Monday, October 21, 2013

Letting Go

When I was younger, I never understood why my parents would be so worried about me if I was out with my friends, or coming home late at night.  Other parents, I thought, were not this "over-protective," and I felt frustrated, infantilized.

Well, now I think that they handled it well.  I was out with my friends, or with people they didn't know, driving on my own.  You are 2 1/2, and the people I leave you with are at daycare.  Or I leave you with your dad, who I know loves you and takes great care of you.
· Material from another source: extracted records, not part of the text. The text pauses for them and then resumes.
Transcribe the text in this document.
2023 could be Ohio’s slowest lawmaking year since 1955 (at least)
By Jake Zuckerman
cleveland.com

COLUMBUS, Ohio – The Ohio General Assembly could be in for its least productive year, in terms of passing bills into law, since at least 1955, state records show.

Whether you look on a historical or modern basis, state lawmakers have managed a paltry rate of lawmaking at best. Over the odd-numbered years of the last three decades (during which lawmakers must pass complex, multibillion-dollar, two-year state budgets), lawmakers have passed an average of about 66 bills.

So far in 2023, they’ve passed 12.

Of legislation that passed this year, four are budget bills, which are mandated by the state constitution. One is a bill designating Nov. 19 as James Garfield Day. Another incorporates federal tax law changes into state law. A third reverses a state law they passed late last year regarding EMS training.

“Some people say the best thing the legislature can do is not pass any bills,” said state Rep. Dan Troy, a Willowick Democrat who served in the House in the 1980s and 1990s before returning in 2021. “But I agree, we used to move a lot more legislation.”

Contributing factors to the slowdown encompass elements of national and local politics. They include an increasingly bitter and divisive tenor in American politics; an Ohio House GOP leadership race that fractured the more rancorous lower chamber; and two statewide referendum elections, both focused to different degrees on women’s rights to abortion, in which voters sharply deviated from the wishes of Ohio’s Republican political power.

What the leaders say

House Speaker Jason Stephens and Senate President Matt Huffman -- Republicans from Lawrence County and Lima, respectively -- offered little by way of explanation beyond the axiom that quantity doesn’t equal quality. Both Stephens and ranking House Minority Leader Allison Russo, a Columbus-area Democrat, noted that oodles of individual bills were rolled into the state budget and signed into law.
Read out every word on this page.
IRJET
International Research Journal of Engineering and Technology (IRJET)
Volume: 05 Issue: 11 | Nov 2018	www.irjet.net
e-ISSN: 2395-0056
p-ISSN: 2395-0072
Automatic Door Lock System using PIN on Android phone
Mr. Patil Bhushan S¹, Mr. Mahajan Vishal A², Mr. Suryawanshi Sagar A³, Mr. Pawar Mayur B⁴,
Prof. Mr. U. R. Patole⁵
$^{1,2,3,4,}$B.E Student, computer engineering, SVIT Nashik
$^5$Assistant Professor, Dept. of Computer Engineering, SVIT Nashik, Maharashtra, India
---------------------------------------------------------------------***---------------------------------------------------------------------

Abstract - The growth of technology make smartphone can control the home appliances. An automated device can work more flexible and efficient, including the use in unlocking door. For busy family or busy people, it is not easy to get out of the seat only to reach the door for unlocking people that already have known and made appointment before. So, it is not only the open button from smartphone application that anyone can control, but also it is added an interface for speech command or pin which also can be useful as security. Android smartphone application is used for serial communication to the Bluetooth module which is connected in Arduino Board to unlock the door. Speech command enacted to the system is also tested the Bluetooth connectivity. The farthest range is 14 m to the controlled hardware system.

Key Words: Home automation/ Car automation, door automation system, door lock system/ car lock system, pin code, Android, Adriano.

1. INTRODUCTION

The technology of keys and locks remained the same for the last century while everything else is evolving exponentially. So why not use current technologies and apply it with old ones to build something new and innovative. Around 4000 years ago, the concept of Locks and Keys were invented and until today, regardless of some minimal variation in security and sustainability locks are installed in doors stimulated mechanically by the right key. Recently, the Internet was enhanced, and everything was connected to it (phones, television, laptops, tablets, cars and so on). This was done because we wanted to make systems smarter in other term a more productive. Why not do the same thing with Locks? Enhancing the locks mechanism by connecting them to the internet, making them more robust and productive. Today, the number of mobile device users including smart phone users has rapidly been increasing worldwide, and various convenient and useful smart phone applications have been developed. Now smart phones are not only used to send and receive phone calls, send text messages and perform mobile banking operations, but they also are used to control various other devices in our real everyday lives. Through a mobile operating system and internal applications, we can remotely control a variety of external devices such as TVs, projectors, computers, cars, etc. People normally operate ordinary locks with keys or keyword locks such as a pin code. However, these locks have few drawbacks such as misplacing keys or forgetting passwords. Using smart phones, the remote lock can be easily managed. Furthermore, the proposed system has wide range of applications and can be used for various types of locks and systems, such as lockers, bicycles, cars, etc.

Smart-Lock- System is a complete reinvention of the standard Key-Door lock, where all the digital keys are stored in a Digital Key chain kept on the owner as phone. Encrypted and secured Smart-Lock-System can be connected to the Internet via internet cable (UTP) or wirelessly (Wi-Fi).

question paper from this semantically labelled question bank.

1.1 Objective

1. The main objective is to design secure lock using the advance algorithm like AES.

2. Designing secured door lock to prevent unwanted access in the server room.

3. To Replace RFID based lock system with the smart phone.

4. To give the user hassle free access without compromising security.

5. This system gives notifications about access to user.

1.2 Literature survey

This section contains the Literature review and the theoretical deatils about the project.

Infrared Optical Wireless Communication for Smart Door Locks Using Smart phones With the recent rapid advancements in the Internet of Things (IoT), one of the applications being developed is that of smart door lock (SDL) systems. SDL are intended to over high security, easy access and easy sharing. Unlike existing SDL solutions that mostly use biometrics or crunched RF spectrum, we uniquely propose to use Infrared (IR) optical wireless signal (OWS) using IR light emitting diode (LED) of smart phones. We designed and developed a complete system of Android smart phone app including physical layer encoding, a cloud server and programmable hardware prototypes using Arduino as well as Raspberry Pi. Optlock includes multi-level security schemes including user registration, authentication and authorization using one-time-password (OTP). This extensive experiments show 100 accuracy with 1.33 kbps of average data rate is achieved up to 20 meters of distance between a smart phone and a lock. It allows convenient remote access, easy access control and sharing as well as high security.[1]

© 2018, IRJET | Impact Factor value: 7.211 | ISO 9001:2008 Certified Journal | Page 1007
Today and tomorrow, you are spending the day with your Grammy Rogers, who loves you so very much and will also take great care of you:


And yet, I get this feeling deep in the pit of my stomach, like something is being ripped away from me. I now understand that, when you carry a baby around for nine months, you really do "connect" in a deep-seated way.  I also don't know what it's like to have a non-special-needs child, but taking you to therapy four times a week has really, I feel, cemented this bond between us.  It is just so very hard to "let go", even when I rationally know that these are people who love and care about you.

Don't worry--I'm working on this because I know it's healthy for you to develop independence, spend time with different people, etc.  I've been really trying to give you time alone with Daddy and, now, with Grammy, and I hope that you'll get some good alone time with Nagyi and Papa.

But it does make me realize how hard it is to let a child, any child, go.  And even if you don't have children, this holds true for every relationship we have in life.  The minute we have a bond with someone, we try and tie them even closer to us, thinking that the more we cling to them, the tighter the bond will be.

Paradoxically, trying to hold on so hard just makes things worse.  When we let go, people will come to us.  And, as the cliché says, loving is "letting go."  This morning, I thought about what that meant for God and His gift to us.  Whatever you believe, you have to admit that the story of Christianity is a beautiful story of selfless love.  I think about my love for you and then I think- "this is the kind of love God would have felt for His son."  Probably even moreso, since our love is always tainted with selfishness in some way.  So the fact that he sacrificed Jesus for us, that he "let go" enough to let His son die for us, is truly amazing.  I think about how I feel when Jules isn't with me for a few days, and then I think that God must truly have wept (or whatever the God version of weeping is) that day.

So I think Christianity has a lot to teach us about parenting.  While God did let go of Jesus for us, we are also His children, who he loves unconditionally.  And so (and this is the tough part to wrap my head around), he let go of His Son in order to redeem his sons and daughters.  And he let Him go so that he could fulfill his higher purpose.

Now don't get me wrong--I won't be sacrificing you any time soon, and this is a huge leap from giving you more alone time with other people.  But I do want you, too, to fulfill your "higher purpose," and I know I can't do that if I'm holding on to you too tightly.  So this year, as my spiritual discipline, I will work on "letting go," not despite my love for you, but because of it.